Der Niedergang des Alaunwerkes auf der Klausen
Der neue Eigentümer seit 1833 des Alauswerkes, Christian Paul Aecker aus Seußen, betrieb das Werk nach einer Angabe von Carl Wilhelm von Gümbel nur bis zum Jahr 1837. 1834 heißt es in einem Text jedoch bereits, das sich " [...] sämtliche Grubenbaue der 'Treuen Freundschaft'bei Seußen ohne alle Beaufsichtigung und Unterhaltung befinden, wodurch eine sehr üble Gruben- und Hüttenwirtschaft [entstanden] ist". 1853 kam es durch das Bergamt zu einer "Freierklärung", da die Erben des mittlerweile verstorbenen Christian Paul Aecker den Verpflichtungen des Bergamtes nicht nachkamen.

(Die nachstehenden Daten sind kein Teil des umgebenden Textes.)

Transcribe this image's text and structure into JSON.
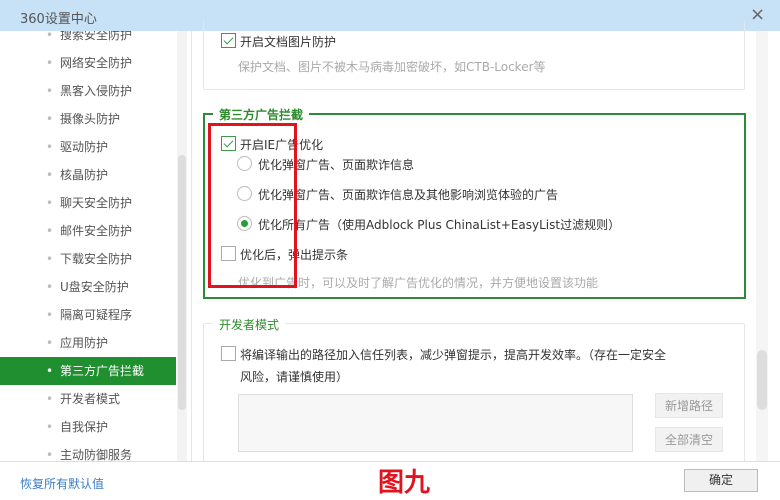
{
  "window": {
    "title": "360设置中心",
    "close_icon": "×"
  },
  "sidebar": {
    "items": [
      {
        "label": "搜索安全防护"
      },
      {
        "label": "网络安全防护"
      },
      {
        "label": "黑客入侵防护"
      },
      {
        "label": "摄像头防护"
      },
      {
        "label": "驱动防护"
      },
      {
        "label": "核晶防护"
      },
      {
        "label": "聊天安全防护"
      },
      {
        "label": "邮件安全防护"
      },
      {
        "label": "下载安全防护"
      },
      {
        "label": "U盘安全防护"
      },
      {
        "label": "隔离可疑程序"
      },
      {
        "label": "应用防护"
      },
      {
        "label": "第三方广告拦截",
        "active": true
      },
      {
        "label": "开发者模式"
      },
      {
        "label": "自我保护"
      },
      {
        "label": "主动防御服务"
      }
    ],
    "bullet": "•"
  },
  "doc_protect": {
    "checkbox_label": "开启文档图片防护",
    "checked": true,
    "desc": "保护文档、图片不被木马病毒加密破坏，如CTB-Locker等"
  },
  "ad_block": {
    "title": "第三方广告拦截",
    "ie_opt": {
      "label": "开启IE广告优化",
      "checked": true
    },
    "options": [
      {
        "label": "优化弹窗广告、页面欺诈信息",
        "selected": false
      },
      {
        "label": "优化弹窗广告、页面欺诈信息及其他影响浏览体验的广告",
        "selected": false
      },
      {
        "label": "优化所有广告（使用Adblock Plus ChinaList+EasyList过滤规则）",
        "selected": true
      }
    ],
    "popup": {
      "label": "优化后，弹出提示条",
      "checked": false
    },
    "desc": "优化到广告时，可以及时了解广告优化的情况，并方便地设置该功能"
  },
  "dev_mode": {
    "title": "开发者模式",
    "checkbox_line1": "将编译输出的路径加入信任列表，减少弹窗提示，提高开发效率。（存在一定安全",
    "checkbox_line2": "风险，请谨慎使用）",
    "checked": false,
    "add_path": "新增路径",
    "clear_all": "全部清空"
  },
  "footer": {
    "restore": "恢复所有默认值",
    "figure_label": "图九",
    "ok": "确定"
  },
  "colors": {
    "accent": "#1f8f2f",
    "annotation": "#e0141e",
    "titlebar": "#c7e1f7"
  }
}
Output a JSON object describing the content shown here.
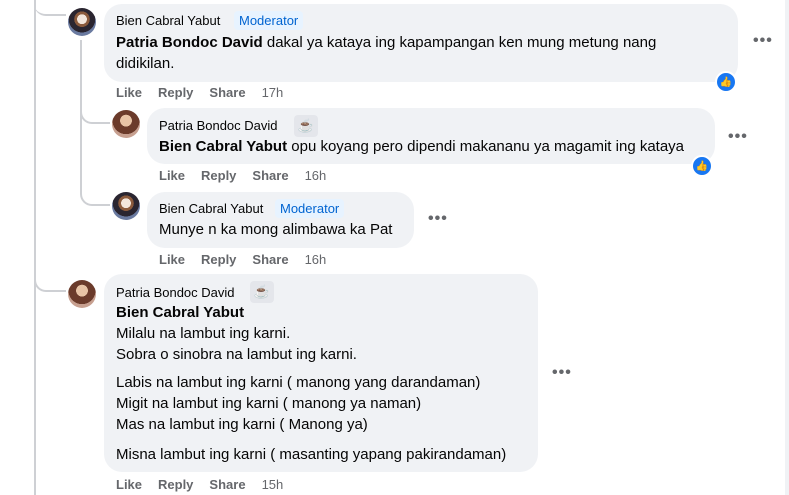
{
  "actions": {
    "like": "Like",
    "reply": "Reply",
    "share": "Share"
  },
  "comments": [
    {
      "author": "Bien Cabral Yabut",
      "badge": "Moderator",
      "mention": "Patria Bondoc David",
      "line1": "dakal ya kataya ing kapampangan ken mung metung nang",
      "line2": "didikilan.",
      "time": "17h"
    },
    {
      "author": "Patria Bondoc David",
      "badge_icon": "coffee-icon",
      "mention": "Bien Cabral Yabut",
      "line1": "opu koyang pero dipendi makananu ya magamit ing kataya",
      "time": "16h"
    },
    {
      "author": "Bien Cabral Yabut",
      "badge": "Moderator",
      "line1": "Munye n ka mong alimbawa ka Pat",
      "time": "16h"
    },
    {
      "author": "Patria Bondoc David",
      "badge_icon": "coffee-icon",
      "mention": "Bien Cabral Yabut",
      "lines": [
        "Milalu na lambut ing karni.",
        "Sobra o sinobra na lambut ing karni.",
        "Labis na lambut ing karni ( manong yang darandaman)",
        "Migit na lambut ing karni ( manong ya naman)",
        "Mas na lambut ing karni ( Manong ya)",
        "Misna lambut ing karni ( masanting yapang pakirandaman)"
      ],
      "time": "15h"
    }
  ],
  "icons": {
    "more": "more-options-icon",
    "like": "like-reaction-icon",
    "coffee": "coffee-icon"
  },
  "colors": {
    "link": "#0064d1",
    "bubble": "#f0f2f5",
    "like_blue": "#1877f2"
  }
}
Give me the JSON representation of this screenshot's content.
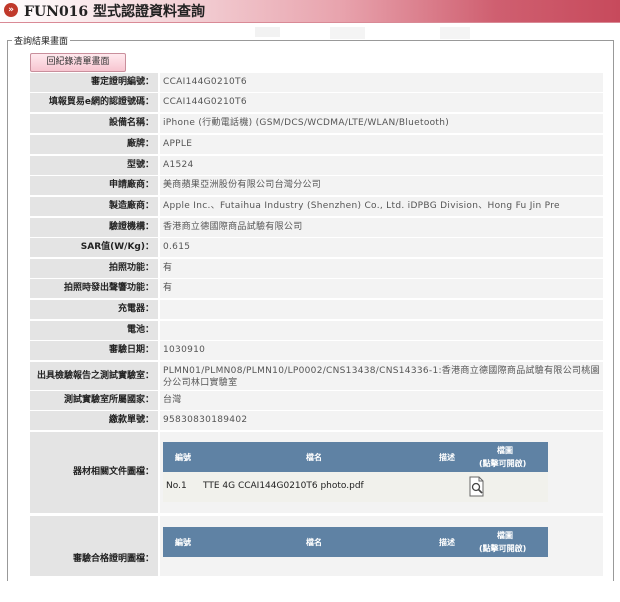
{
  "page": {
    "title": "FUN016 型式認證資料查詢",
    "section_legend": "查詢結果畫面",
    "back_button": "回紀錄清單畫面"
  },
  "fields": [
    {
      "label": "審定證明編號：",
      "value": "CCAI144G0210T6"
    },
    {
      "label": "填報貿易e網的認證號碼：",
      "value": "CCAI144G0210T6"
    },
    {
      "label": "設備名稱：",
      "value": "iPhone (行動電話機) (GSM/DCS/WCDMA/LTE/WLAN/Bluetooth)"
    },
    {
      "label": "廠牌：",
      "value": "APPLE"
    },
    {
      "label": "型號：",
      "value": "A1524"
    },
    {
      "label": "申請廠商：",
      "value": "美商蘋果亞洲股份有限公司台灣分公司"
    },
    {
      "label": "製造廠商：",
      "value": "Apple Inc.、Futaihua Industry (Shenzhen) Co., Ltd. iDPBG Division、Hong Fu Jin Pre"
    },
    {
      "label": "驗證機構：",
      "value": "香港商立德國際商品試驗有限公司"
    },
    {
      "label": "SAR值(W/Kg)：",
      "value": "0.615"
    },
    {
      "label": "拍照功能：",
      "value": "有"
    },
    {
      "label": "拍照時發出聲響功能：",
      "value": "有"
    },
    {
      "label": "充電器：",
      "value": ""
    },
    {
      "label": "電池：",
      "value": ""
    },
    {
      "label": "審驗日期：",
      "value": "1030910"
    },
    {
      "label": "出具檢驗報告之測試實驗室：",
      "value": "PLMN01/PLMN08/PLMN10/LP0002/CNS13438/CNS14336-1:香港商立德國際商品試驗有限公司桃園分公司林口實驗室"
    },
    {
      "label": "測試實驗室所屬國家：",
      "value": "台灣"
    },
    {
      "label": "繳款單號：",
      "value": "95830830189402"
    }
  ],
  "equipment_docs": {
    "label": "器材相關文件圖檔：",
    "headers": {
      "no": "編號",
      "name": "檔名",
      "desc": "描述",
      "file": "檔圖",
      "file_hint": "(點擊可開啟)"
    },
    "rows": [
      {
        "no": "No.1",
        "name": "TTE 4G CCAI144G0210T6 photo.pdf",
        "desc": "",
        "icon": "magnifier-document-icon"
      }
    ]
  },
  "approval_docs": {
    "label": "審驗合格證明圖檔：",
    "headers": {
      "no": "編號",
      "name": "檔名",
      "desc": "描述",
      "file": "檔圖",
      "file_hint": "(點擊可開啟)"
    }
  },
  "colors": {
    "header_accent": "#c74a5c",
    "table_header": "#5f82a4",
    "label_bg": "#e4e4e4",
    "value_bg": "#f3f3f3"
  }
}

Vom Alaunwerk zum Freizeitsee
1870 entsteht an Stelle der aufgelassenen Bergbaugrube der Klausenteich, jedoch wird die Staumauer durch ein Hochwasser im Juni 1913 zerstört. Erst 1935 wird der Teich durch den Klausenwirt Georg Sölch neu angelegt. Dieser wird 1912 zusammen mit seiner Familie als Bewohner des Gebäudes Nr. 1 des Anwesens "Treue Freundschaft" genannt. Im anderen Gebäude (1a) lebten sechs weitere Familien. Das von dem Ökonomen und Bierwirt Wirtshaus bestand bis zur Flutung des Feisnitzsee 1972/73 als Kühlwasserreservoir für das Braunkohlen-Kraftwerk Arzberg.